WINNER ESSAY
Essay by: Ben
When Fannie Lou Hamer intrepidly stated that she was “sick and tired of
being sick and tired,” she was not merely expressing the angst of a difficult
and arduous life. Rather, she was exemplifying the movement that defined the
second half of the American Century. Stepping forth from the oppression under
which she toiled for most of her life, Hamer dedicated herself to ensuring, through
democracy, that the vicious cycle of poverty and lack of civil rights to which
she was born would cease. In the United States, a common dream has persisted
from the first colonial settlers to the multicultural populace of today; this
dream is of self-betterment through autonomy. By working to ensure voting rights
for everyone, Hamer’s work promoted individual sovereignty, empowering
people to end the brutal system of African American treatment in the south.
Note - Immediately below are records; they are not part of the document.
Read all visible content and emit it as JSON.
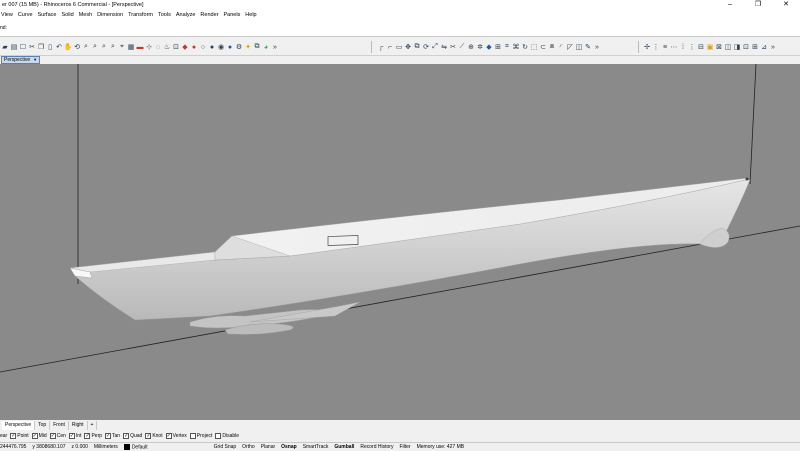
{
  "window": {
    "title": "er 007 (15 MB) - Rhinoceros 6 Commercial - [Perspective]",
    "minimize": "–",
    "maximize": "❐",
    "close": "✕"
  },
  "menu": [
    "View",
    "Curve",
    "Surface",
    "Solid",
    "Mesh",
    "Dimension",
    "Transform",
    "Tools",
    "Analyze",
    "Render",
    "Panels",
    "Help"
  ],
  "command": {
    "history": "",
    "prompt": "nd:"
  },
  "viewport": {
    "label": "Perspective",
    "colors": {
      "background": "#8a8a8a",
      "hull": "#dcdcdc",
      "deck": "#f2f2f2"
    }
  },
  "view_tabs": [
    "Perspective",
    "Top",
    "Front",
    "Right",
    "+"
  ],
  "osnaps": [
    {
      "label": "ear",
      "checked": false,
      "hidebox": true
    },
    {
      "label": "Point",
      "checked": true
    },
    {
      "label": "Mid",
      "checked": true
    },
    {
      "label": "Cen",
      "checked": true
    },
    {
      "label": "Int",
      "checked": true
    },
    {
      "label": "Perp",
      "checked": true
    },
    {
      "label": "Tan",
      "checked": true
    },
    {
      "label": "Quad",
      "checked": true
    },
    {
      "label": "Knot",
      "checked": true
    },
    {
      "label": "Vertex",
      "checked": true
    },
    {
      "label": "Project",
      "checked": false
    },
    {
      "label": "Disable",
      "checked": false
    }
  ],
  "status": {
    "x": "244476.795",
    "y": "y 3808680.107",
    "z": "z 0.000",
    "units": "Millimeters",
    "layer": "Default",
    "grid_snap": "Grid Snap",
    "ortho": "Ortho",
    "planar": "Planar",
    "osnap": "Osnap",
    "smarttrack": "SmartTrack",
    "gumball": "Gumball",
    "record_history": "Record History",
    "filter": "Filter",
    "memory": "Memory use: 427 MB"
  }
}
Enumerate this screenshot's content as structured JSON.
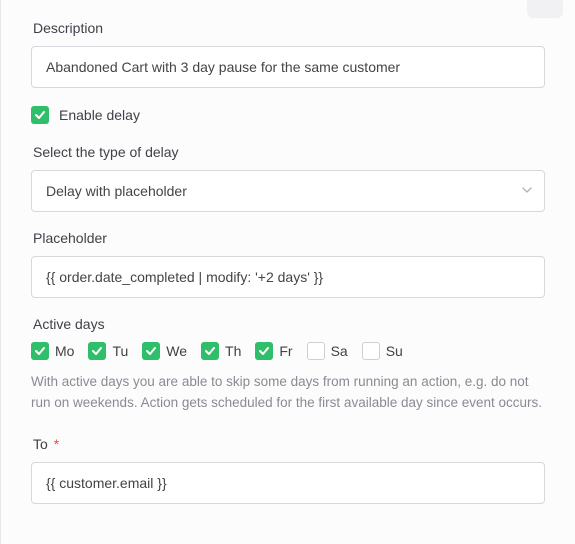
{
  "description": {
    "label": "Description",
    "value": "Abandoned Cart with 3 day pause for the same customer"
  },
  "enable_delay": {
    "label": "Enable delay",
    "checked": true
  },
  "delay_type": {
    "label": "Select the type of delay",
    "value": "Delay with placeholder"
  },
  "placeholder_field": {
    "label": "Placeholder",
    "value": "{{ order.date_completed | modify: '+2 days' }}"
  },
  "active_days": {
    "label": "Active days",
    "help": "With active days you are able to skip some days from running an action, e.g. do not run on weekends. Action gets scheduled for the first available day since event occurs.",
    "days": [
      {
        "code": "Mo",
        "checked": true
      },
      {
        "code": "Tu",
        "checked": true
      },
      {
        "code": "We",
        "checked": true
      },
      {
        "code": "Th",
        "checked": true
      },
      {
        "code": "Fr",
        "checked": true
      },
      {
        "code": "Sa",
        "checked": false
      },
      {
        "code": "Su",
        "checked": false
      }
    ]
  },
  "to": {
    "label": "To",
    "required_mark": "*",
    "value": "{{ customer.email }}"
  }
}
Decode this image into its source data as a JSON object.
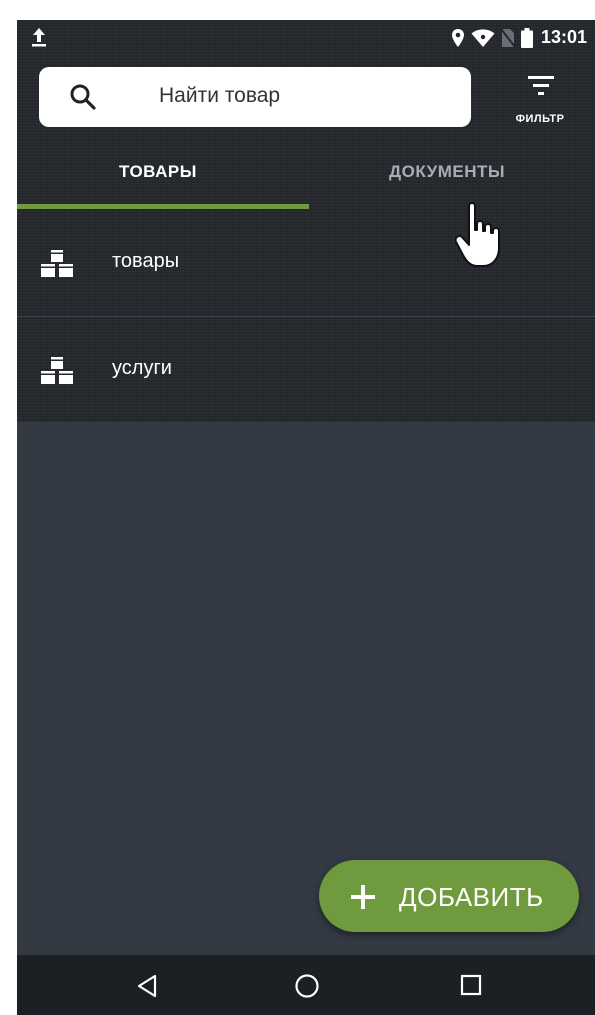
{
  "status_bar": {
    "time": "13:01"
  },
  "search": {
    "placeholder": "Найти товар"
  },
  "filter": {
    "label": "ФИЛЬТР"
  },
  "tabs": [
    {
      "label": "ТОВАРЫ",
      "selected": true
    },
    {
      "label": "ДОКУМЕНТЫ",
      "selected": false
    }
  ],
  "list": {
    "items": [
      {
        "label": "товары",
        "icon": "boxes-icon"
      },
      {
        "label": "услуги",
        "icon": "boxes-icon"
      }
    ]
  },
  "fab": {
    "label": "ДОБАВИТЬ",
    "icon": "plus-icon"
  },
  "colors": {
    "accent": "#6f9a3d",
    "header_bg": "#23262b",
    "content_bg": "#343a44",
    "navbar_bg": "#1c1f23"
  }
}
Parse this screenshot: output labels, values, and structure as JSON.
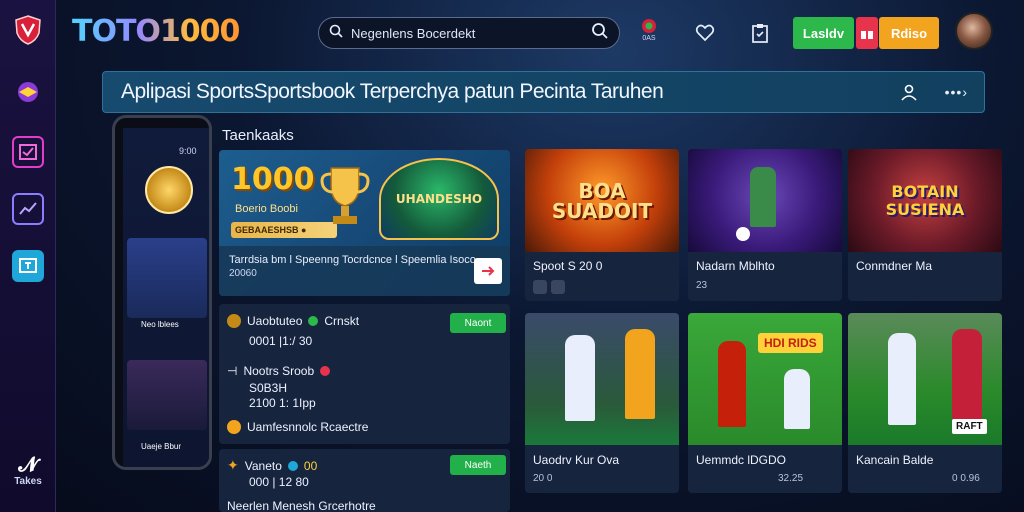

Though
she gained only temporary acclaim for addressing the 1964 Democratic National
Convention’s Credentials Committee with the attention of President Lyndon
Johnson, Hamer’s noble endeavor is worthy of much greater public knowledge.
Her participation in that convention was in order to protest the all-white delegation
from Mississippi. After a speech in which the questioned America for her organization
not being seated, Hamer brought the struggle to guarantee the rights of the Fourteenth
Amendment to the forefront. Because earlier in her life she had been unaware
that African Americans had the right to vote, she brought an understanding of
the issue that she was able to communicate through song and speech. Consequently,
people throughout the South can thank Hamer’s campaigns—for both
civil rights and a seat in Congress—for being able to realize their right
to vote. While a great deal of other notable African American political leaders
and civil rights activists worked exclusively to end segregation, Fannie Lou
Hamer sought to allow people the greatest civil right and responsibility—voting.
Through doing so, she wished to give African Americans a means by which to control
their own lives, and thus prevent future generations from experiencing the brutality,
economic hardships, and lack of support she had endured. Her message was clear.
And. when she stepped forth at that convention on behalf of the Mississippi Freedom
Democratic Party and affirmed that they “didn’t come all this way
for no two seats,” she took a vow to never step down from her role as matriarch
of the African American south. She may have been sick and tired, but without
the passion her weariness gave her, the right to vote movement would failed to
expand civil liberties because of the lack of momentum and direction.